I am new here (aside from a couple of posts about feeding), I usually post on another board but know people very well there and feel a bit ashamed of what I am about to say, was really hoping for impartial advice as I feel I am cracking up

I have a 16 wk old DD and I just feel things are getting harder and harder. In my darkest toughest moments I wonder what the hell possessed me to have children and reminisce over my old childfree life. Don't get me wrong, I love DD more than anything in the whole world, but it's just so difficult

It was tough from the start as due to f**k ups at the hospital and generally rubbish support and advice DD didn't latch on to feed - it became a majorly big issue for me and the first 4 weeks were a blur of expressing, bottle feeding and trying desperately to get her to latch on as she screamed at the breast

Then she did amaingly latch on and then despite the expressing my milk supply wasn't enough so I spent 3 weeks doing various things to increase my supply. It worked but all I can remember about the first 7 weeks are the feeding issue, it overshadowed everything. Then when she was eventually exclusively breastfed her sleeping was so messed up she fed every 1.5 to 2 hours round the clock (as opposed to going 3-4 hours when she was bottlefed!). It has been every 2 hours at night since then and to say I am exhausted is an understatement.

Before I just kind of got on with it and the daytime made up for the lack of sleep, however last week we had a reprieve and she slept 7-1, then waking at 4 and then 7, to me absolute heaven. I was really happy, DD was happy and I thought we had come through the tough start

This week however she has become like a child possessed, waking up completely at night to play and not going back to sleep, grumpy nearly all the time in the daytime unless I'm holding her, I can get her to nap but she wakes up after 40 minutes, obviously still tired but I can't get her back to sleep no matter what I try so I get her up then she needs to go back down 45 minutes later. The smiles and playing and happiness that made it all worth while seems to be gone and she just grizzles continously. I wondered if she had an ear infection or something else wrong but been to drs and she is fine.

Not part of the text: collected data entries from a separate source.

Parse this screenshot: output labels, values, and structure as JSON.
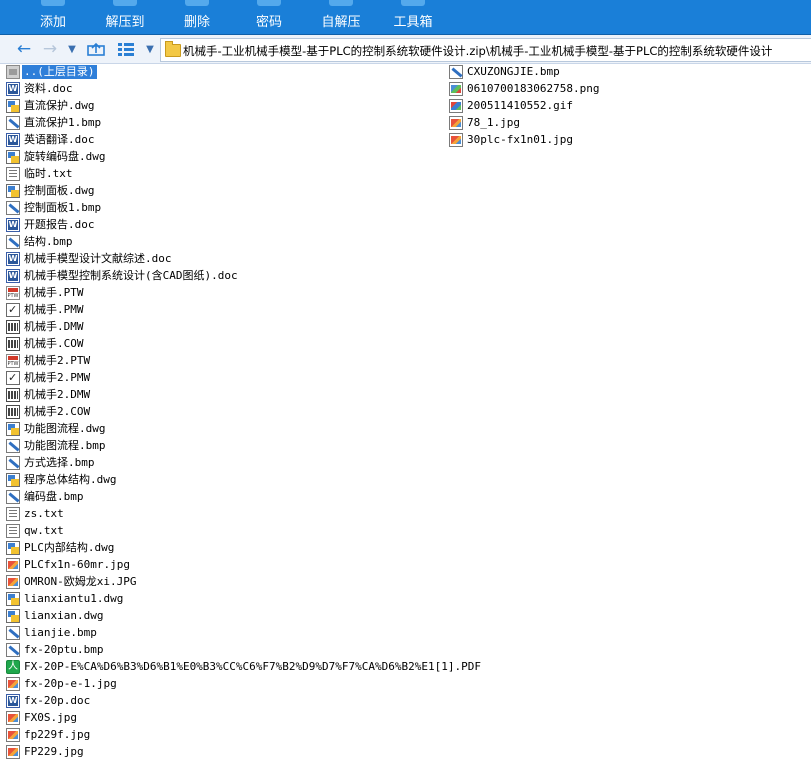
{
  "toolbar": {
    "buttons": [
      {
        "label": "添加"
      },
      {
        "label": "解压到"
      },
      {
        "label": "删除"
      },
      {
        "label": "密码"
      },
      {
        "label": "自解压"
      },
      {
        "label": "工具箱"
      }
    ]
  },
  "navbar": {
    "path": "机械手-工业机械手模型-基于PLC的控制系统软硬件设计.zip\\机械手-工业机械手模型-基于PLC的控制系统软硬件设计"
  },
  "files_col1": [
    {
      "name": "..(上层目录)",
      "icon": "folder-up-icon",
      "type": "up",
      "selected": true
    },
    {
      "name": "资料.doc",
      "icon": "word-doc-icon",
      "type": "doc"
    },
    {
      "name": "直流保护.dwg",
      "icon": "dwg-file-icon",
      "type": "dwg"
    },
    {
      "name": "直流保护1.bmp",
      "icon": "bmp-image-icon",
      "type": "bmp"
    },
    {
      "name": "英语翻译.doc",
      "icon": "word-doc-icon",
      "type": "doc"
    },
    {
      "name": "旋转编码盘.dwg",
      "icon": "dwg-file-icon",
      "type": "dwg"
    },
    {
      "name": "临时.txt",
      "icon": "text-file-icon",
      "type": "txt"
    },
    {
      "name": "控制面板.dwg",
      "icon": "dwg-file-icon",
      "type": "dwg"
    },
    {
      "name": "控制面板1.bmp",
      "icon": "bmp-image-icon",
      "type": "bmp"
    },
    {
      "name": "开题报告.doc",
      "icon": "word-doc-icon",
      "type": "doc"
    },
    {
      "name": "结构.bmp",
      "icon": "bmp-image-icon",
      "type": "bmp"
    },
    {
      "name": "机械手模型设计文献综述.doc",
      "icon": "word-doc-icon",
      "type": "doc"
    },
    {
      "name": "机械手模型控制系统设计(含CAD图纸).doc",
      "icon": "word-doc-icon",
      "type": "doc"
    },
    {
      "name": "机械手.PTW",
      "icon": "ptw-file-icon",
      "type": "ptw"
    },
    {
      "name": "机械手.PMW",
      "icon": "pmw-file-icon",
      "type": "pmw"
    },
    {
      "name": "机械手.DMW",
      "icon": "dmw-file-icon",
      "type": "dmw"
    },
    {
      "name": "机械手.COW",
      "icon": "dmw-file-icon",
      "type": "dmw"
    },
    {
      "name": "机械手2.PTW",
      "icon": "ptw-file-icon",
      "type": "ptw"
    },
    {
      "name": "机械手2.PMW",
      "icon": "pmw-file-icon",
      "type": "pmw"
    },
    {
      "name": "机械手2.DMW",
      "icon": "dmw-file-icon",
      "type": "dmw"
    },
    {
      "name": "机械手2.COW",
      "icon": "dmw-file-icon",
      "type": "dmw"
    },
    {
      "name": "功能图流程.dwg",
      "icon": "dwg-file-icon",
      "type": "dwg"
    },
    {
      "name": "功能图流程.bmp",
      "icon": "bmp-image-icon",
      "type": "bmp"
    },
    {
      "name": "方式选择.bmp",
      "icon": "bmp-image-icon",
      "type": "bmp"
    },
    {
      "name": "程序总体结构.dwg",
      "icon": "dwg-file-icon",
      "type": "dwg"
    },
    {
      "name": "编码盘.bmp",
      "icon": "bmp-image-icon",
      "type": "bmp"
    },
    {
      "name": "zs.txt",
      "icon": "text-file-icon",
      "type": "txt"
    },
    {
      "name": "qw.txt",
      "icon": "text-file-icon",
      "type": "txt"
    },
    {
      "name": "PLC内部结构.dwg",
      "icon": "dwg-file-icon",
      "type": "dwg"
    },
    {
      "name": "PLCfx1n-60mr.jpg",
      "icon": "jpg-image-icon",
      "type": "jpg"
    },
    {
      "name": "OMRON-欧姆龙xi.JPG",
      "icon": "jpg-image-icon",
      "type": "jpg"
    },
    {
      "name": "lianxiantu1.dwg",
      "icon": "dwg-file-icon",
      "type": "dwg"
    },
    {
      "name": "lianxian.dwg",
      "icon": "dwg-file-icon",
      "type": "dwg"
    },
    {
      "name": "lianjie.bmp",
      "icon": "bmp-image-icon",
      "type": "bmp"
    },
    {
      "name": "fx-20ptu.bmp",
      "icon": "bmp-image-icon",
      "type": "bmp"
    },
    {
      "name": "FX-20P-E%CA%D6%B3%D6%B1%E0%B3%CC%C6%F7%B2%D9%D7%F7%CA%D6%B2%E1[1].PDF",
      "icon": "pdf-file-icon",
      "type": "pdf"
    },
    {
      "name": "fx-20p-e-1.jpg",
      "icon": "jpg-image-icon",
      "type": "jpg"
    },
    {
      "name": "fx-20p.doc",
      "icon": "word-doc-icon",
      "type": "doc"
    },
    {
      "name": "FX0S.jpg",
      "icon": "jpg-image-icon",
      "type": "jpg"
    },
    {
      "name": "fp229f.jpg",
      "icon": "jpg-image-icon",
      "type": "jpg"
    },
    {
      "name": "FP229.jpg",
      "icon": "jpg-image-icon",
      "type": "jpg"
    }
  ],
  "files_col2": [
    {
      "name": "CXUZONGJIE.bmp",
      "icon": "bmp-image-icon",
      "type": "bmp"
    },
    {
      "name": "0610700183062758.png",
      "icon": "png-image-icon",
      "type": "png"
    },
    {
      "name": "200511410552.gif",
      "icon": "gif-image-icon",
      "type": "gif"
    },
    {
      "name": "78_1.jpg",
      "icon": "jpg-image-icon",
      "type": "jpg"
    },
    {
      "name": "30plc-fx1n01.jpg",
      "icon": "jpg-image-icon",
      "type": "jpg"
    }
  ]
}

I know these are all phases, but one difficult phase seems to be replaced with another and I seem to be continuously wishing time away. my friends who complain that their baby only sleeps from 7-4 are really getting to me as well. I just feel like I am continously doing things wrong, especially when the books I have read(you'll be able to guess the ones!) tell me that I have got into bad habits, or am making mistakes

The worst thing about it is that my DP who was keeping me calm and sane is now really getting down by the broken nights and the general grumpiness so I don't even have him to cheer me up, in fact it's become the other way round!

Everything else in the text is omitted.